Events from the year 2022 in the Netherlands.

== Incumbents ==

- Monarch: Willem-Alexander
- Prime Minister: Mark Rutte
- Speaker of the House of Representatives: Vera Bergkamp
- President of the Senate: Jan Anthonie Bruijn
== Ongoing ==
- COVID-19 pandemic in the Netherlands
== Events ==

=== January to March ===

- 5 January – The Netherlands reports a record 24,590 new cases of COVID-19 in the past 24 hours.
- 18 January – Hong Kong orders the culling of 2,000 small animals, such as hamsters, chinchillas and rabbits, closes pet shops, and sends 100 people to a quarantine camp after nearly a dozen hamsters imported from the Netherlands and sold at Little Boss pet shop were infected with the SARS-CoV-2 Delta variant which also spread to two people.
- 18 February – At least seventeen people are killed in Belgium, Germany, Ireland, the Netherlands, Poland and the United Kingdom as Storm Eunice impacts northwestern Europe. Millions are also left without power. The roof of the ADO Den Haag Stadium, in The Hague, the Netherlands, is severely damaged.
- 29 March – Belgium, the Netherlands, Ireland and the Czech Republic expel Russian diplomats due to the Russian invasion of Ukraine.

=== May to June ===

- 6 May – Two people are killed and three others are injured during a mass shooting at a care home in Molensingel, Alblasserdam, Netherlands. The perpetrator was already wanted for murdering a man at a shop yesterday.
- 18 May – the Netherlands welcomed the applications of Finland and Sweden to join NATO.
- 20 May – Belgium reports its first case of monkeypox.
- 16 June – Sergey Cherkasov, a Russian military intelligence official, is expelled from the Netherlands for attempting to begin an internship at the International Criminal Court in The Hague using a fake Brazilian identity. Cherkasov will now face a criminal trial in Brazil.
- 20 June – Dutch climate and energy minister Rob Jetten announces that the Netherlands will remove all restrictions on the operation of coal-fired power stations until at least 2024, in response to Russia's refusal to export natural gas to the country. Operations were previously limited to less than a third of the total production.
- 27 June – One person is killed and ten others injured after a tornado hits Zierikzee.

=== July to September ===

- 25 July – The Netherlands reports 106 new confirmed cases of monkeypox.
- 2 August – Mark Rutte becomes the longest-serving prime minister in Dutch history, overtaking Ruud Lubbers (1982–1994).
- 28 August – Six people are killed and seven others are injured after a truck crashes into a community barbecue in Nieuw-Beijerland, South Holland.
- 30 September – Inflation in the Netherlands increases to 17%, a record in decades, amid skyrocketing energy and fuel prices.

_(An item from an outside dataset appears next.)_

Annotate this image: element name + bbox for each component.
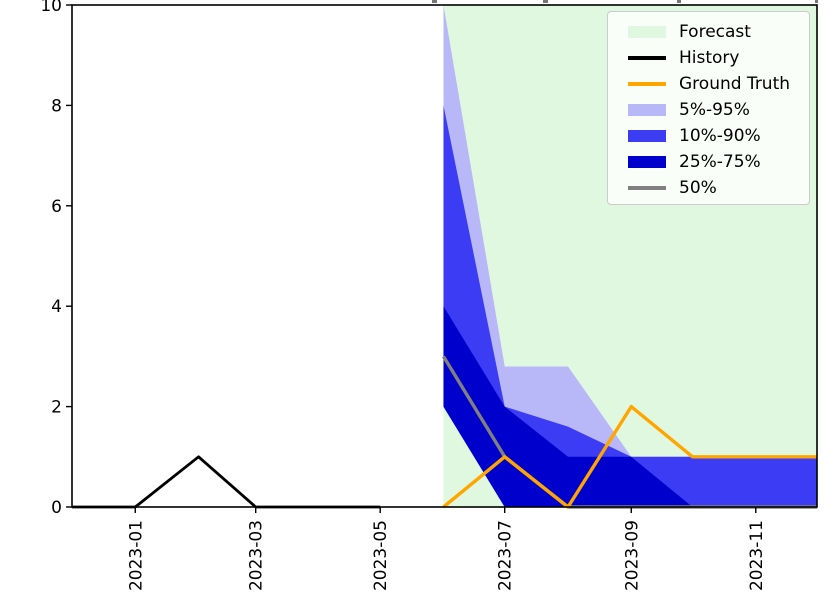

=== October to December ===
- 3 October – Piet Adema is appointed Minister of Agriculture, Nature and Food Quality.
- 25 October – The Dutch Ministry of Foreign Affairs confirms that two illegal Chinese police stations have operated in the Netherlands since 2018. One is in Rotterdam and the other is in Amsterdam.
- 27 October – The Ministry of Foreign Affairs of the Netherlands announces an investigation regarding the activities of China's two allegedly illegal police stations in the country.
- 17 November – Malaysia Airlines Flight 17: A court in the Netherlands sentences two Russians, Igor Strelkov-Girkin and Sergey Dubinsky, and a Ukrainian pro-Russian separatist Leonid Kharchenko to life imprisonment for shooting down the Malaysia Airlines flight over Donetsk Oblast, Ukraine in 2014. The verdict was delivered in absentia of the defendants.